Büyüklere uyandıran masal
Yaşamadan yaşanmış kayıp giden yılların hesabını kaç yaşında yapmaya başlıyor insanlar?
Gün doldurup, yaşamayıp sonra hızla geçti hayat diyen insanlar neyi ıskalıyorlar?
Bazen büyüklere masallar oluyor, bir yerlerde karşıma çıkıyor, okuyorum. Uyutan değil uyandıran büyümeye yönlendiren masallar.
Zaman zaman ben de söylüyorum “…. olsun gideceğim, … halledeyim gidip filan yerde yaşamaya başlayacağım, şuraya yerleşip orada şöyle yaşayacağım”.

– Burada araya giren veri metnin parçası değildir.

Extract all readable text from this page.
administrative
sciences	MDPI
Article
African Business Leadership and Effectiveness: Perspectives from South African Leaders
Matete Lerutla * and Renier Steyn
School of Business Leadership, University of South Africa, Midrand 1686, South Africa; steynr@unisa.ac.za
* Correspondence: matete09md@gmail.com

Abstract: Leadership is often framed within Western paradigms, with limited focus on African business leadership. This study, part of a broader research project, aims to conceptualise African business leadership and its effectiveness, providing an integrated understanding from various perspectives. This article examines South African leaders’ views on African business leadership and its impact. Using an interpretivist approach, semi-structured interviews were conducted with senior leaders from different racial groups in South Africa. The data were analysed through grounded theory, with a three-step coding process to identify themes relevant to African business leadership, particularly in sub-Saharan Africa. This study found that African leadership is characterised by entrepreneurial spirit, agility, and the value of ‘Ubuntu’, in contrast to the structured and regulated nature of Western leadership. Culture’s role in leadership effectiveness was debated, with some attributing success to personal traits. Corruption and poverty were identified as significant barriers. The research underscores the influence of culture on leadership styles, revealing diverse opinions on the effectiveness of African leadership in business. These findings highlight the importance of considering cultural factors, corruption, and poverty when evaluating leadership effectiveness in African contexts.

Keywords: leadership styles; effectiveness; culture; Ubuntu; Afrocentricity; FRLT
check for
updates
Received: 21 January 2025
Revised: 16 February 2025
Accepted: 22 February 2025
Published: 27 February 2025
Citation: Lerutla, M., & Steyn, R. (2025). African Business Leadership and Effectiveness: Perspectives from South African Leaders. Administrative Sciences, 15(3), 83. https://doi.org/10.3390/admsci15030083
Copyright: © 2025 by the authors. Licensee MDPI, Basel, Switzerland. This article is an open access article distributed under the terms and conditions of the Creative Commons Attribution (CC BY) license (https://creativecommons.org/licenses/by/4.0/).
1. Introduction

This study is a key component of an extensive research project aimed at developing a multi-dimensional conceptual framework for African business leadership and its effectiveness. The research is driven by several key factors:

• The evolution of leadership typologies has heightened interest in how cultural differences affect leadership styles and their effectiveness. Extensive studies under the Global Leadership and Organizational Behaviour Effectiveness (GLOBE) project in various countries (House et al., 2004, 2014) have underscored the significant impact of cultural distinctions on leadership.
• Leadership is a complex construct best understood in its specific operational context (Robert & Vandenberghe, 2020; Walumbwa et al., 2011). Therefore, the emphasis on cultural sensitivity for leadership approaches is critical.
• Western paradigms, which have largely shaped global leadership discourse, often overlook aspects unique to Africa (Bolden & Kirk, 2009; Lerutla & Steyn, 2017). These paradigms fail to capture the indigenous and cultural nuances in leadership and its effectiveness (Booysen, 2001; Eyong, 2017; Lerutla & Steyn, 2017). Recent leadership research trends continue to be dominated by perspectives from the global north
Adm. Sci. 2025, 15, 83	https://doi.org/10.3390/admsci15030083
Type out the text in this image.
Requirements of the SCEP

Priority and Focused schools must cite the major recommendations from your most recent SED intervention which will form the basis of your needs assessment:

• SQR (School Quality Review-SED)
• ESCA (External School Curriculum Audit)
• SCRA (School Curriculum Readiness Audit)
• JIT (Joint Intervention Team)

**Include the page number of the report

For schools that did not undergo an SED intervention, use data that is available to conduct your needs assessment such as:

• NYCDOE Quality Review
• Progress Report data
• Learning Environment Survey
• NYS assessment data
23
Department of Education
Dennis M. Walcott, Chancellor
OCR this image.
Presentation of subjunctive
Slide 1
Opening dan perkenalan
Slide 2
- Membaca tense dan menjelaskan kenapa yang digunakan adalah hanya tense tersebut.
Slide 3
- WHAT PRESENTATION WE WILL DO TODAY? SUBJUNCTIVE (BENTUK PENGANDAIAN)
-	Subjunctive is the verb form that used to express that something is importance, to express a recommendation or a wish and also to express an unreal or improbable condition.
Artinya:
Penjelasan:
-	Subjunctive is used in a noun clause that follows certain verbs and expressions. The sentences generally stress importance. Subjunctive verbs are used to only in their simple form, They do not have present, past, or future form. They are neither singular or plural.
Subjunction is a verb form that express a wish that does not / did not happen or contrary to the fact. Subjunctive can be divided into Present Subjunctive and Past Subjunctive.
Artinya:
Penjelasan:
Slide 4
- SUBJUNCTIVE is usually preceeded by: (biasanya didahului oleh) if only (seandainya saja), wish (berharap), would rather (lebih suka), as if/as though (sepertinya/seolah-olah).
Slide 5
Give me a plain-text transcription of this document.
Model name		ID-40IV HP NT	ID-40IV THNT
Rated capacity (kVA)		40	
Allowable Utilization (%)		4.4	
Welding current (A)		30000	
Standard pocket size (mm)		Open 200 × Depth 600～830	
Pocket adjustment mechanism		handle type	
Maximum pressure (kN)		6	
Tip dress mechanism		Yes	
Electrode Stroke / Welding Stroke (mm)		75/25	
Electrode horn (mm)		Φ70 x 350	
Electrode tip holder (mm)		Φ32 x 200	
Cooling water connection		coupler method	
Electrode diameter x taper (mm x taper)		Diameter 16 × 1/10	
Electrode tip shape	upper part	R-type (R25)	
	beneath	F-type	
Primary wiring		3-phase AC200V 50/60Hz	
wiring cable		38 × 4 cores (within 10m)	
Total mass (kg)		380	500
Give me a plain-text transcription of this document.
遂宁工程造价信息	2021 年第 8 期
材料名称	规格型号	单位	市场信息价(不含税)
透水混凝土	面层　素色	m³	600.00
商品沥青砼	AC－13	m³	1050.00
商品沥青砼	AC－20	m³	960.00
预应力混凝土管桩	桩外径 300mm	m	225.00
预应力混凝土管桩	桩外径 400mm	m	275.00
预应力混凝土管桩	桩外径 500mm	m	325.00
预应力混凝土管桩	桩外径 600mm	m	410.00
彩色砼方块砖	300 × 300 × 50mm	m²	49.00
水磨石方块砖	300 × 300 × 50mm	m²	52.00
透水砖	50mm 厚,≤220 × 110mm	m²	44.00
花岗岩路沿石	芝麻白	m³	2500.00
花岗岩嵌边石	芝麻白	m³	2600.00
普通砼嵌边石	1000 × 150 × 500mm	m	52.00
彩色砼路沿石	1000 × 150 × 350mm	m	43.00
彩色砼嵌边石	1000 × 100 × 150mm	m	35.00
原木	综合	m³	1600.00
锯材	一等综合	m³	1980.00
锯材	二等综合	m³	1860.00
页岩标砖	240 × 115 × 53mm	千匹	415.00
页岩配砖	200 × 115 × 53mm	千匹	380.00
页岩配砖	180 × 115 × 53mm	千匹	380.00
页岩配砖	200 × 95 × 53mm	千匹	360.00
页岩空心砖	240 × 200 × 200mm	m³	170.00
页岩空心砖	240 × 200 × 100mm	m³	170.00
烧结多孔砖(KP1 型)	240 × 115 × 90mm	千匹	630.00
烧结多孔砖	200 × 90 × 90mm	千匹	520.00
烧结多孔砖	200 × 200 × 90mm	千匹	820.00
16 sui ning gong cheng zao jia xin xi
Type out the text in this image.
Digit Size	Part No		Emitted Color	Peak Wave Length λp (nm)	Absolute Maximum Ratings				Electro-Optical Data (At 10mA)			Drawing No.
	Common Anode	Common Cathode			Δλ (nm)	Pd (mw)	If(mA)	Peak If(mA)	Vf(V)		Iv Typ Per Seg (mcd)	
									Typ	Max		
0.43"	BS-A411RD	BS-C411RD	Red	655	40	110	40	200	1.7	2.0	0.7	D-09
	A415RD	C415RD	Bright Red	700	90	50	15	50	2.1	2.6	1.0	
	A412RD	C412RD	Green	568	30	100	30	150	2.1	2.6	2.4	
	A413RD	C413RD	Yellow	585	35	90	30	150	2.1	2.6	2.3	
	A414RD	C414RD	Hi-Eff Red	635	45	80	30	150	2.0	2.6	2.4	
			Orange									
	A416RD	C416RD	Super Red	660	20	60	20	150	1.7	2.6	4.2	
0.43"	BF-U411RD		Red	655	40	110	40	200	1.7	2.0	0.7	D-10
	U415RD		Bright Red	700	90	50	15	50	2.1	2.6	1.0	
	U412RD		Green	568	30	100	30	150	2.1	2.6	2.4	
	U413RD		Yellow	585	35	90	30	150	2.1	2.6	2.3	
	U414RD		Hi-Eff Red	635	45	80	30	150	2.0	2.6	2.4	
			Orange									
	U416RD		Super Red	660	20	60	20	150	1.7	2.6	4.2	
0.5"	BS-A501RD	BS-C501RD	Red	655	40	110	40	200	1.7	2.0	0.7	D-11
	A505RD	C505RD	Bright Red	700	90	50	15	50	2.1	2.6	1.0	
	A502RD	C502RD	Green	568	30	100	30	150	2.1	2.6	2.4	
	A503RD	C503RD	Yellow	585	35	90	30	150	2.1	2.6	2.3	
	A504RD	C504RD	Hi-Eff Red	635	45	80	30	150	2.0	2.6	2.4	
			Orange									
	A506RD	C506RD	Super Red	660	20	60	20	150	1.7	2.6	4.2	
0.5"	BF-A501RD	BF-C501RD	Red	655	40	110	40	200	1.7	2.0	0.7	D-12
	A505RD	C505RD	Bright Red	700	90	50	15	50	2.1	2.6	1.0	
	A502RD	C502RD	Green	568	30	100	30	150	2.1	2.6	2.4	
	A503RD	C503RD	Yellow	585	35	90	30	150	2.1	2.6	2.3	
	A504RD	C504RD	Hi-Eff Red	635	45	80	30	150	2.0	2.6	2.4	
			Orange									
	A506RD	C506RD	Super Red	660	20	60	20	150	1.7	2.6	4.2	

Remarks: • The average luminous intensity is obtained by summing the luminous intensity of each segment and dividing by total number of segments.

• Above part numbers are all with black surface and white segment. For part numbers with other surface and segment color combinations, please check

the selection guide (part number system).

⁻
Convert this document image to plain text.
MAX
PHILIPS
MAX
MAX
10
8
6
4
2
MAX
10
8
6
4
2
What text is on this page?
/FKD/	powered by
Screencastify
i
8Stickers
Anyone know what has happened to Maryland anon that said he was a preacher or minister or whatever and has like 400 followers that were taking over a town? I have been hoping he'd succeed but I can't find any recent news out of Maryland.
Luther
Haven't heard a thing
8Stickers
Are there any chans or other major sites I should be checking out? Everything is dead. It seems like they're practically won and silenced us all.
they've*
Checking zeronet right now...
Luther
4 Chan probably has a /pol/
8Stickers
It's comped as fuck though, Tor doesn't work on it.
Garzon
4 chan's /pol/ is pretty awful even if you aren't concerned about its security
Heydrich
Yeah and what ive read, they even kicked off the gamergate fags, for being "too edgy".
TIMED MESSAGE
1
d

Ne zaman, neden yaşamaya, hayallerimizi gerçekleştirmeye o zaman ve o yerde başlıyoruz acaba?
Yaşadığımız bu yerde şimdi kendimizi mutlu edecek bir yaşam seçmiyoruz.
Dünyadaki en büyük devrim kişinin kendini değiştirmesidir çünkü. Ve bu çok zordur.
Buradayken mutlu olmayı seçersek çok ciddi bir mücadele başlayacaktır. Üstelik zorlanınca suçlayacak kendimizden başka kimse de yok.
Mutlu olmak için adım atmak, çabalamak gerek. Ötelemekten vazgeçersek zorlu değişim süreci hemen başlayacak ve biz buna tabi ki hala hazır değiliz.
“Yaşınızı sayın dostlarım, yıllarınızı değil; gülümsemelerinizi sayın, gözyaşlarınızı değil. John Lennon”
Ya aslında mutlu olduğumuz, yaşadığımız anlara değil de gözyaşlı zor anlara takılı kalmışsa ve güzellikleri ıskalıyorsak.
Bu mutlu olma, yaşama, büyüme konusu zor dostlar.
Kendini yeniden yapılandırma da zor, dünyadan vaz geçmekte zor.
Şu durumda tercih etmek gerekiyor.
Biz ne istiyoruz?
Kendimize acıyarak bir ömrü bitirip hiç yaşamadık zaman hızlı geçti daha hayallerim vardı diye hayıflanacak mıyız?
Hayat bir gündür o da bu gündür deyip hemen şu an yaşamayı seçecek miyiz?
Devrim zor iş kabul ediyorum ama ne kadar çok istiyorsan o kadar da mümkün.
Mutsuz olmayı seçtiysek, hayatın bize sunduğu gülümsemeleri değil gözyaşlarını sayıyorsak gezegen değiştirsek sonuç değişmez.
Sanırım biz o devrimi yapıp büyümek zorundayız.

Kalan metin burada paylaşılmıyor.